A TERRA DOS HOMENS CLONADOS

Na terra dos homens clonados

vi o avesso de um sorriso escorregar

para dentro de uma flor.

Havia tanques de aço esmagando

ossos ensanguentados de crianças famintas

e capitalistas queimando dinheiro na chama de suas paixões.

Vi um deus chorando a falta de adoradores

enquanto uma miríade de anjos rastejava

sobre um chão negro e duro como pedra.

Eles tinham as asas cortadas

e de seus lábios escorriam lavas incandescentes

que se transformavam em minúsculos diamantes

que os homens clonados jogavam no mar

para alimentar peixes de madeira.

O avesso de mim elevou-se à altura dos meus ombros

e projetou na parede de um velho templo

as coisas que foram imaginadas sem nunca

terem vindo à existência.

Quis fugir, mas os homens clonados não deixaram.

Do que tens medo?

- perguntaram ao mesmo tempo -

Quis falar, mas minha voz escorregou por dentro de mim

e fez explodir no peito uma sensação de impotência e temor.

Não tenha medo!

Agora eu ouvia a voz dos anjos de asas cortadas

que haviam parado de soprar diamantes.

As cenas na parede do templo eram invertidas

como o canto que saía da boca de meu avesso.

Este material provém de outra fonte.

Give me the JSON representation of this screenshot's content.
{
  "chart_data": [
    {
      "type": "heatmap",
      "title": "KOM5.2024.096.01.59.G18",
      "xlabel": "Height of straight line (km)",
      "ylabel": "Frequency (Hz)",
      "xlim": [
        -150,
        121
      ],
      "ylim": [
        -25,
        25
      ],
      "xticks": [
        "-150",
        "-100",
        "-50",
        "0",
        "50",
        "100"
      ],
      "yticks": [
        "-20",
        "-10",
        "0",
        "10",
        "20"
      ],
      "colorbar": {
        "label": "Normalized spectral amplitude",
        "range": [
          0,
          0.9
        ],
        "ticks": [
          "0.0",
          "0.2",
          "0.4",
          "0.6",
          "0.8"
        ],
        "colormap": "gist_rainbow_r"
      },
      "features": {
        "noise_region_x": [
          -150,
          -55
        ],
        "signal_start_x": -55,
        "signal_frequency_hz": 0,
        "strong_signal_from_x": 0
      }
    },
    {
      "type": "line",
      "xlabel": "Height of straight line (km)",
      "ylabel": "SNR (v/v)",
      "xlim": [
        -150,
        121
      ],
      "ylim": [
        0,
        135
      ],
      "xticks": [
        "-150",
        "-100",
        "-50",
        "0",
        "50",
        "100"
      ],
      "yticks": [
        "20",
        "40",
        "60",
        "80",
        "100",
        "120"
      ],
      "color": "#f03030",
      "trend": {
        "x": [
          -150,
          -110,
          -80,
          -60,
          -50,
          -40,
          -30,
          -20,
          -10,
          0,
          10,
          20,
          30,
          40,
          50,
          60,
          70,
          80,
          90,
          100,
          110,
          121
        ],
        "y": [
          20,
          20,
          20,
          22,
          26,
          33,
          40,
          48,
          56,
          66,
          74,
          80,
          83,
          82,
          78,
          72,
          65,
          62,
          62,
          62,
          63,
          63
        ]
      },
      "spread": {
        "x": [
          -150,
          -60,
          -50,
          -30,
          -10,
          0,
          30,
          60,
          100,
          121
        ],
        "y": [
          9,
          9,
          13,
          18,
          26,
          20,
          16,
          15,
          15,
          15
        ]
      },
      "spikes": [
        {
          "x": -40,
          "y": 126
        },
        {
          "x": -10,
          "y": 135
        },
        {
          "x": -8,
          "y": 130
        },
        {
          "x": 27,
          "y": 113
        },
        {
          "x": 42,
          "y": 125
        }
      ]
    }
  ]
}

Lentamente meu corpo envelhecido se rejuvenescia

pois o tempo andava para trás.

A multidão de homens clonados estava sentada atrás de mim.

Parecia um bando de crianças pela primeira vez em um cinema.

Em preto e branco voltei ao passado

até penetrar em uma noite chuvosa

à beira de uma cabana onde habitava

uma morena de longos cabelos negros

que morria de saudade do amante

que havia partido

para colher pérolas no fundo do mar do Caribe.

A noite tomou a forma do espaço à sua volta

e as lágrimas da morena caíram no chão negro

da terra dos homens clonados

formando um lençol prateado

que iluminou todo o ambiente.

Como em um sonho dantesco

vi os mortos queridos ressuscitarem um a um:

meu avô, meu pai, minha mãe, minhas tias e duas irmãs.

Meu avô mascava fumo

e tinha as unhas pretas da cor do fumo que mascava.

Minha tia Penha tocava acordeom.

Minha prima Rúbia cantava

“Pra não dizer que não falei das flores”.

O homem que mergulhava

no mar do Caribe chegou de repente na cabana

e abraçou a morena de cabelos longos.

A chuva aumentou e um forte vento arrastou

a noite para dentro de um tanque de aço.

Meus parentes se misturaram com os homens clonados,

exceto minha prima que ao terminar a canção de Vandré

começou a distribuir entre eles os fuzis

que os capitalistas haviam abandonado sobre o chão negro.

Então perguntei às minhas irmãs

porque meu pai e minha mãe não vieram

com eles do outro lado da parede do velho templo.

Os dois resolveram dar início

à outra geração depois que descobriram

que os novos filhos seriam nossos clones.

Fiquei triste e com saudade deles,

mas não tive tempo de chorar.

Viva a Revolução!

Viva a Revolução!

- gritavam os homens clonados dando tiros para o ar -

E marcharam sobre os tanques de aço

que se transformaram em poças de sangue.

O deus que chorava por falta de adoradores

era agora um simples militante

do exército dos homens clonados.

Todos eles liderados por um homem de barba grande

vestindo um uniforme de guerrilheiro.